Mira was not where Jamie had left her.
She hadn't moved—not physically—but the building had.
It had retracted like breath through broken lungs, sealing her into a place that felt stitched together from old dreams and half-formed lies. The corridor she now wandered was familiar, but wrong, like remembering a home you never lived in.
The lights buzzed with thoughts that weren't hers.
The floor creaked like it was trying to whisper her name in reverse.
And the walls… the walls weren't holding her in. They were holding something else back.
She walked slowly, her boots trailing old ash. The wallpaper here peeled in slow motion, like it was alive and trying not to be noticed. The air smelled of scorched flowers and static, and the only door she passed was made of teeth—neatly aligned, grinning wide.
She didn't touch it.
The hallway narrowed, the ceiling pressing low. Something in the shadows ahead shifted, breathing with a sound like a library on fire.
But it wasn't the building that made Mira stop.
It was the mirror.
Thin, framed in rust, and mounted on a stand made from old piano keys. She hadn't seen it before, but she knew it. It was hers.
The one they'd taken from her old room the day she was committed.
The mirror didn't reflect her body.
It showed her mind.
Broken into pages.
One read: "MIRA AT EIGHT—SHE KNEW THE DARK COULD LISTEN."
Another: "MIRA AT THIRTEEN—SHE LET IT IN."
Then: "MIRA, THE TEST SUBJECT."
"THE WITNESS."
"THE GHOST."
"THE WEAPON."
She reached for the glass.
And felt herself on the other side.
Not the version Jamie had met.
Not the careful, quiet survivor she'd become.
But the thing that had survived the dark with nothing but her voice.
The girl who spoke the building's true name at age fifteen and forgot her own.
The one who burned out her reflection just to make the pain stop looking back.
A hand met hers from the other side.
It was her hand. But wrong.
Fingers too long. Wrist bent like a question mark. Nails made of script.
And eyes—her own eyes—but lidless, leaking black ink.
The reflection smiled.
"Ready to come home?" it whispered.
Mira clenched her jaw. "No. I'm ready to rewrite what you did to me."
The mirror shattered inward.
Behind it was a stairwell.
And at the bottom: the West Wing.
The place she swore she'd never go again.
Where they'd buried the first Archivist.
Where the Rehearsal Room stood empty and full all at once.
And where something that remembered her name waited to remind her of it.
The steps downward felt like memories.
She didn't walk. She fell through flashbacks.
The white room with the chalkboard and the needles.
The voice behind the two-way glass.
The lullaby sung backward.
The day they told her she had no past, only potential.
The West Wing had not been touched in years.
Which is why the doors should not have been open.
But they were.
Wide and weeping.
Inside, nothing made sense.
The lights floated in midair like jellyfish.
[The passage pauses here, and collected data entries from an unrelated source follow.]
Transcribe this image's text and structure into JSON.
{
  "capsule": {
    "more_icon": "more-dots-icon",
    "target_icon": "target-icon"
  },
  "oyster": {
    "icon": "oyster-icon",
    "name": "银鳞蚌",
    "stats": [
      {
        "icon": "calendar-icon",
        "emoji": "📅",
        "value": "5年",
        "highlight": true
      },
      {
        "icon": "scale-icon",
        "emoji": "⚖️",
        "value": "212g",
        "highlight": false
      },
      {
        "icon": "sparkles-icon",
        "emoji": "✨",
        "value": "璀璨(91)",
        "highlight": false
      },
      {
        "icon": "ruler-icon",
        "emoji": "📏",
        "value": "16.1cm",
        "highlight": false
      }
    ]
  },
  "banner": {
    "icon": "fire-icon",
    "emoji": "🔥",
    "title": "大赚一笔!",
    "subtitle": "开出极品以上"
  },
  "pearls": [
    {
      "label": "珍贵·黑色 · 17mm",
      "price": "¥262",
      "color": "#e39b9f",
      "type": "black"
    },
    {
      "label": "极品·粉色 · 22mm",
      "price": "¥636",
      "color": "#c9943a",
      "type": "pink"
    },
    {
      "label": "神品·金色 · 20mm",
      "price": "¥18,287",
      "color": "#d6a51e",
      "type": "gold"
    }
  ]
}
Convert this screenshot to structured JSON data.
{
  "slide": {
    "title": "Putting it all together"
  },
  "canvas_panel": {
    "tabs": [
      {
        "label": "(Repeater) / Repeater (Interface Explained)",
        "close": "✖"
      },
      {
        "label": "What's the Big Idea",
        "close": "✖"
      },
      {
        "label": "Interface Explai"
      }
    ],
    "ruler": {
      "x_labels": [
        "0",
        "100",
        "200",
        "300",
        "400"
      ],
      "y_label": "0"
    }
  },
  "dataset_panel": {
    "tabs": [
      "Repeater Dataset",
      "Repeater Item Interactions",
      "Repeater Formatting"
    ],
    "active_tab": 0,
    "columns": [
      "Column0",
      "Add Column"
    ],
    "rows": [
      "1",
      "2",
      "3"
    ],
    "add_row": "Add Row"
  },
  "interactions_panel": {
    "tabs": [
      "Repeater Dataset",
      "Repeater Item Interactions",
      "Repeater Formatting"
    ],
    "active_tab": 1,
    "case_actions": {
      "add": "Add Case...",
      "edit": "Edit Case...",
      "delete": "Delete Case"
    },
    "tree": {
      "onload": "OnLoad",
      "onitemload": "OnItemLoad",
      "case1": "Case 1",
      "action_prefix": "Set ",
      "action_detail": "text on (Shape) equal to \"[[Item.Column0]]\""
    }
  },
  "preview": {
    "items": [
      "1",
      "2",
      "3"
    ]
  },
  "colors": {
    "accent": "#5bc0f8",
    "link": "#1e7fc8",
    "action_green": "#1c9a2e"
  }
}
The floor was stitched from carpets and old dreams. One wall pulsed like a living lung, the other peeled back into corridors that hadn't been built yet.
At the center of it all, a chair.
Her chair.
The one they used when they tested how long the human mind could survive contradiction.
She'd chewed through the straps once.
Now, the straps were waiting.
Something sat beside the chair.
A mannequin.
No face. But dressed in her hospital gown.
A voice played on loop from an old cassette beside it:
"Subject M—pattern instability increasing.
Subject M—begins muttering in unknown syntax.
Subject M—is starting to write without ink."
Mira felt her stomach turn.
They'd tried to make her into a rewrite machine.
And maybe they'd succeeded.
Because even now, the words on the walls were shifting when she looked at them. Bending. Reordering. Responding.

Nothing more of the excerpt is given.